Moon Shot: the Inside Story of America’s Race to the Moon
© 1995 Alan Shepard, Deke Slayton. Introduction by Neil Armstrong
The Apollo program has been in the news as of late given the death of Neil Armstrong, who with Buzz Aldrin was one of the first men to land on the moon, but my own reading in this subject for the past couple of months was prompted by seeing From the Earth to the Sky, which I’ve since begun to watch again*. Moon Shot stands apart from the books I’ve read previously — Lost Moon, A Man on the Moon by going beyond Apollo. The authors, Alan Shepard and Deke Slayton, were among the “Mercury Seven”, the first Americans chosen to be astronauts, but they were both medically grounded midway through that first program and spent most of Gemini and Apollo running the astronaut office and flight crew operations. Eventually, they both got their chance to fly, and this is the story of the space program up to 1975, framed by their careers.

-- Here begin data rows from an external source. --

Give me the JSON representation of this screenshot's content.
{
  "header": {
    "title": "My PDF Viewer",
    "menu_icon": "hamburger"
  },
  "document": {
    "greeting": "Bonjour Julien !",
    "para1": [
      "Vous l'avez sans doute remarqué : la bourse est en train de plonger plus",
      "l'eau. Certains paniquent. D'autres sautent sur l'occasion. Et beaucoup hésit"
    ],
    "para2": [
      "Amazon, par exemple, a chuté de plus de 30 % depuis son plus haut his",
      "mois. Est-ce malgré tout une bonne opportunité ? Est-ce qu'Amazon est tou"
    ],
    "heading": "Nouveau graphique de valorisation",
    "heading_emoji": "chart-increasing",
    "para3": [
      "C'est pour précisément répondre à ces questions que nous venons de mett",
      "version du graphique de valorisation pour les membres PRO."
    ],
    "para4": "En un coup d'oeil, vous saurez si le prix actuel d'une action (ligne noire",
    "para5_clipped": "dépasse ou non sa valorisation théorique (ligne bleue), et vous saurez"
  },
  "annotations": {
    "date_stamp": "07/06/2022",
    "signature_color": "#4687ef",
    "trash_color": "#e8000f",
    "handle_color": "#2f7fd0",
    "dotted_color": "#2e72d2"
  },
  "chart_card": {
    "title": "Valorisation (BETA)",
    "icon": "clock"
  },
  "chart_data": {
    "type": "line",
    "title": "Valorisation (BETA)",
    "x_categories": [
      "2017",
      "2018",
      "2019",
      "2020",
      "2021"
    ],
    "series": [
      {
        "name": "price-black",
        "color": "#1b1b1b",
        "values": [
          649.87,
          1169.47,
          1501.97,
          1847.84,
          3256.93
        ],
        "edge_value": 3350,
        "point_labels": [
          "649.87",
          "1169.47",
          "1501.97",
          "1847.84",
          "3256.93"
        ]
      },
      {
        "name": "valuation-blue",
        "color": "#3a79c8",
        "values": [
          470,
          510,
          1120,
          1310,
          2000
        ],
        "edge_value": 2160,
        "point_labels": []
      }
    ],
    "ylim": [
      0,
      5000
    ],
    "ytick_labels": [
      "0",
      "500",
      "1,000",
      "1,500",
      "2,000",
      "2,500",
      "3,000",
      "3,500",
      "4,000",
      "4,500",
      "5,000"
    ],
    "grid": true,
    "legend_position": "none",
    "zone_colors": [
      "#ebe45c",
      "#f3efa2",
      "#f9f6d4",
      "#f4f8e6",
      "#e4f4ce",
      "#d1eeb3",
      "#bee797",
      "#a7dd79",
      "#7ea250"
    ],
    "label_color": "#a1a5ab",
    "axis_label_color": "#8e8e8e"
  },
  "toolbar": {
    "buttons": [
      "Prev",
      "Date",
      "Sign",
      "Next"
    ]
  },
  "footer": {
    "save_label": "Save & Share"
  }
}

Although the Apollo program would seem to be the star (the book begins with a storied retelling of Apollo 11’s landing), Moon Shot is really “Alan and Deke’s book”, so the content focuses on Mercury and Gemini, then Apollo 14, and then Deke’s triumph when in his early fifties, doctors were finally convinced that the cardiac arrhythmia that grounded him during Mercury was finally resolved and he was able to fly. In a way, Moon Shot is the story of the first and last men of Apollo: Alan Shepard was the first American in space, and Deke Slayton flew the last Apollo module into space, powered by the last Saturn rocket, where he docked with a Soyuz capsule and shook hands with his Russian counterparts, among them Alexei Leonov, the first man to walk in space. While there are a great many Apollo histories and astronaut memoirs out there, this is the first I’ve seen that features Apollo-Soyuz, and follows NASA beyond the last moonlanding mission. Fittingly, as a tale told in part by a man who participated in Apollo-Soyuz, there are brief sections which give the Russian cosmonauts their own chance to speak, perhaps motivated by the way the sight of Earth from space reduces men to tears and makes them realize how fragile life is, and how stupidly trivial our perceived differences are. By Moon Shot’s end, American and Russian spacewalkers are comrades and fellow explorers — friends, not foes. The writing is strong and lively, and given the privileged perspective of the authors — as two of the first astronauts, and then the chiefs of the program — Moon Shot is a very worthy contribution to Apollo literature. It doesn’t rival A Man on the Moon for treatment of Apollo itself, but has more extensive background and sees the space race end properly in brotherhood.
* Twelve episodes which are gobsmackingly amazing. Wonderful music, outstanding visuals and acting — what an accomplishment.